The Real Problem With Apple: Skeuomorphism In iOS
No, I’d never heard of it before either but it means something like archaisms in designs. And when it’s explained one can see what they mean with reference to that upcoming Windows 8 and iOS.
What’s skeuomorphism? If you’ve ever used an Apple product, you’ve experienced digital skeuomorphic design: calendars with faux leather-stitching, bookshelves with wood veneers, fake glass and paper and brushed chrome. Skeuomorphism is a catch-all term for when objects retain ornamental elements of past, derivative iterations–elements that are no longer necessary to the current objects’ functions.There is, at times of transition, a rather large value to such archaisms. Take the motor car for example: we still measure engine power in horsepower. Less so outside the US but it’s still common enough. When engine powered vehicles first started out it made some sort of sense to compare their output to something that people generally knew: the output of a horse. “8 hp” had a real connection for a farmer considering a tractor, or truck: he knew how much a horse could pull or plough and so the comparison made near instinctive sense to him.

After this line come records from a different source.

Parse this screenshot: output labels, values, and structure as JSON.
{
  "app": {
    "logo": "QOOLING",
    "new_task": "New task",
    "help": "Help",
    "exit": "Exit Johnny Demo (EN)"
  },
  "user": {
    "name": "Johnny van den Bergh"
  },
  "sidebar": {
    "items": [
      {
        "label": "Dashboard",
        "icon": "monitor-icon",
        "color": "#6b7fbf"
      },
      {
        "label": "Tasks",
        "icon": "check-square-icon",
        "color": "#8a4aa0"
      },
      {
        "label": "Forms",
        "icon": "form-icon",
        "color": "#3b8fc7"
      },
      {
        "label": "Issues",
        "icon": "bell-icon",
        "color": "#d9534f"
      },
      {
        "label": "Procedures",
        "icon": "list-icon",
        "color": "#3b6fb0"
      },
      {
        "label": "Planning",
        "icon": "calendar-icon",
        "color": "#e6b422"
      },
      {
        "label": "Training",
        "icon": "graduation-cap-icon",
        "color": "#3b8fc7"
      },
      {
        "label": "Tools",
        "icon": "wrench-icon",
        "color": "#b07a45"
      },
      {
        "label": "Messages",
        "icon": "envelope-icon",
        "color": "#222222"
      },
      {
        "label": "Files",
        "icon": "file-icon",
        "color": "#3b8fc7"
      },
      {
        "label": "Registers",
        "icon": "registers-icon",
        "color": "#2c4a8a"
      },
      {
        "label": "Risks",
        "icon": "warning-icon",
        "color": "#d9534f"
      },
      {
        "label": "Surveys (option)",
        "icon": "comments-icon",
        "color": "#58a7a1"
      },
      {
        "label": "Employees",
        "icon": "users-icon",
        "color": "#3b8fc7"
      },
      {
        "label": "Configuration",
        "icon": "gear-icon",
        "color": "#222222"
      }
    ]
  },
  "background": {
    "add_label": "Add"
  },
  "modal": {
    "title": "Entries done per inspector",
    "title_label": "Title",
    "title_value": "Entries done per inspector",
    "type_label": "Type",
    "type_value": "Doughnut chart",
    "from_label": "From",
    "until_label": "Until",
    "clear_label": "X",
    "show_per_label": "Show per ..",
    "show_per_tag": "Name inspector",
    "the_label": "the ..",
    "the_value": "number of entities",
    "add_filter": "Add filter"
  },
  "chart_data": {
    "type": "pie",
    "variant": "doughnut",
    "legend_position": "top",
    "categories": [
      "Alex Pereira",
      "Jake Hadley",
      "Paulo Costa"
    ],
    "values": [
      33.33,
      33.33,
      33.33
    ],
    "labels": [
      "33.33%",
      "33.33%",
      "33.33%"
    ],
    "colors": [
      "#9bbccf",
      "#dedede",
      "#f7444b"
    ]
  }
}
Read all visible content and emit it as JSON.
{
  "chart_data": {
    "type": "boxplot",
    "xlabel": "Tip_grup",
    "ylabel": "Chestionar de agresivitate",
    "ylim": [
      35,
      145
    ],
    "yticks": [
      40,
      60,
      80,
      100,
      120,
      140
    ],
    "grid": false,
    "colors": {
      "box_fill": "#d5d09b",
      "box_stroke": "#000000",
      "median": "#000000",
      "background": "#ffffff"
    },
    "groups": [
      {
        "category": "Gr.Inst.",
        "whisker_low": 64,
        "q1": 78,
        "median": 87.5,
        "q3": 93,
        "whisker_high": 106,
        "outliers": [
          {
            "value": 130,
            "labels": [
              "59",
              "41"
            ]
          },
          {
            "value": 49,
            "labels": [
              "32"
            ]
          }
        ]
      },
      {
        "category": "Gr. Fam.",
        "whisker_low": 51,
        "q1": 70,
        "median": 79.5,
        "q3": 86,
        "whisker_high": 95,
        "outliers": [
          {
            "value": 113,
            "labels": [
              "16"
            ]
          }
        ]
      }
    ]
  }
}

Nowadays the closest most of us get to a horse is the Budweiser ads during the SuperBowl. Our being told that we’ve got 250 hp or 400 under the hood doesn’t really connect with anything therefore. It’s an archaism that made sense at one time but increasingly less as time goes on.

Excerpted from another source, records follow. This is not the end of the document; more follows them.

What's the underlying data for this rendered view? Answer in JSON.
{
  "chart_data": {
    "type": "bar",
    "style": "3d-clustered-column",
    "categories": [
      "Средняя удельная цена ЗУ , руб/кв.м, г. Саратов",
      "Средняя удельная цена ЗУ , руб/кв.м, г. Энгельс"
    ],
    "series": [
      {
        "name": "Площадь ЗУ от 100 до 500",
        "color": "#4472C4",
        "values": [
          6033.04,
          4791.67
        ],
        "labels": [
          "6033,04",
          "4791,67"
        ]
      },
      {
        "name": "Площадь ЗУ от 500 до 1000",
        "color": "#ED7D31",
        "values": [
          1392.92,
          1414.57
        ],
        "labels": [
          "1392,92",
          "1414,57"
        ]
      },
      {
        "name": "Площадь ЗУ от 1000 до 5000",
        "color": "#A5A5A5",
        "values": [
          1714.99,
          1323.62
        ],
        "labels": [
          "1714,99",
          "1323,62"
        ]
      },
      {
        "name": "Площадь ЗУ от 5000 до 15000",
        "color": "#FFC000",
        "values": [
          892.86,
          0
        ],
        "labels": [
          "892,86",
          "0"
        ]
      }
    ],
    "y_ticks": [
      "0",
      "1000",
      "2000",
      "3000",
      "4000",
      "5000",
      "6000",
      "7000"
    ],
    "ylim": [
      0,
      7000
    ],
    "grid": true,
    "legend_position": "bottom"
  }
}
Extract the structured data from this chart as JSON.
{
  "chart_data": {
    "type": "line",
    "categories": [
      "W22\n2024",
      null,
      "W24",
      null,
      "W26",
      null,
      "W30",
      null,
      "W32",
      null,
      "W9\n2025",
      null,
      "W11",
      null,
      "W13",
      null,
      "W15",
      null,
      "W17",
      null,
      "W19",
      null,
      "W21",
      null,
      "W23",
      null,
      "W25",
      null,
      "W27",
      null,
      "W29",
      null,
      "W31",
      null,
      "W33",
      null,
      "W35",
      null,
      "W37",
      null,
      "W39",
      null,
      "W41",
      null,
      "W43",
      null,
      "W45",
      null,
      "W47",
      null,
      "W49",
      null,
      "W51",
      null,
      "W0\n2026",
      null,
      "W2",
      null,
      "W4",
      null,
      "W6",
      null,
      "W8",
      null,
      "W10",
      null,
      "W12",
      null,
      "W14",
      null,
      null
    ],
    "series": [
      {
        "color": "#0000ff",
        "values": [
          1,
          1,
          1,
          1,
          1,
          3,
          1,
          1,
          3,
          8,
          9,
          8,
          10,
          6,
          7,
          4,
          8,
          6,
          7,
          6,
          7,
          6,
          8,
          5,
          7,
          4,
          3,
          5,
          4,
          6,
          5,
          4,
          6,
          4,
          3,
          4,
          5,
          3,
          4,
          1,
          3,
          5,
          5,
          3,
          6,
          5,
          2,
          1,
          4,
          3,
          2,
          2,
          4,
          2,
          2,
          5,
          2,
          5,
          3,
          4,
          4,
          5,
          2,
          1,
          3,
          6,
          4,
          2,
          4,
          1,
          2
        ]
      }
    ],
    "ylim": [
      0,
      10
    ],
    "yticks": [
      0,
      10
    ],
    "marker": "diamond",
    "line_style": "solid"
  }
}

This is what designers are complaining/commenting about in iOS and comparing unfavourably with Windows 8. This skeuomorphism, this continued survival of what might have been useful archaisms but which, possibly, are becoming actually harmful rather than just charming reminders of the past.
One that’s mentioned is the idea that contact databases are based on the Rolodex idea or design. That may well have made sense twenty years ago, when most in the world of work were familiar with the physical world example. It’s quite possibly less so now when a goodly chunk of the labour force have never even seen one. And the perpetuation of this organisational form might be limiting innovation in more modern ones.
Others are more trivial, iCal’s faux-leather stitching (or is that faux-stitched leather?) just consumes graphics power rather than limits anything more important being done.
This is interesting too:
Inside Apple, tension has brewed for years over the issue. Apple iOS SVP Scott Forstall is said to push for skeuomorphic design, while industrial designer Jony Ive and other Apple higher-ups are said to oppose the direction. “You could tell who did the product based on how much glitz was in the UI,” says one source intimately familiar with Apple’s design process.When one of the iconic designers of our time is complaining about such archaisms in design it might be a good time to sit up and take notice.
At heart the debate is about transition. One of the great phrases about design is that “form follows function”. And in the early years of a new method of doing something it can be helpful to mimic the forms of the previous ways of performing that function. But at some point perhaps the transition should occur and we should base the current form on the current, rather than archaic, methods of performing that function. This is what the designers are saying about Windows 8, that it’s making this transition in a manner that iOS isn’t.
Which I find a fascinating point for someone to make: that one of the great and famous designs of our times is in fact out of date.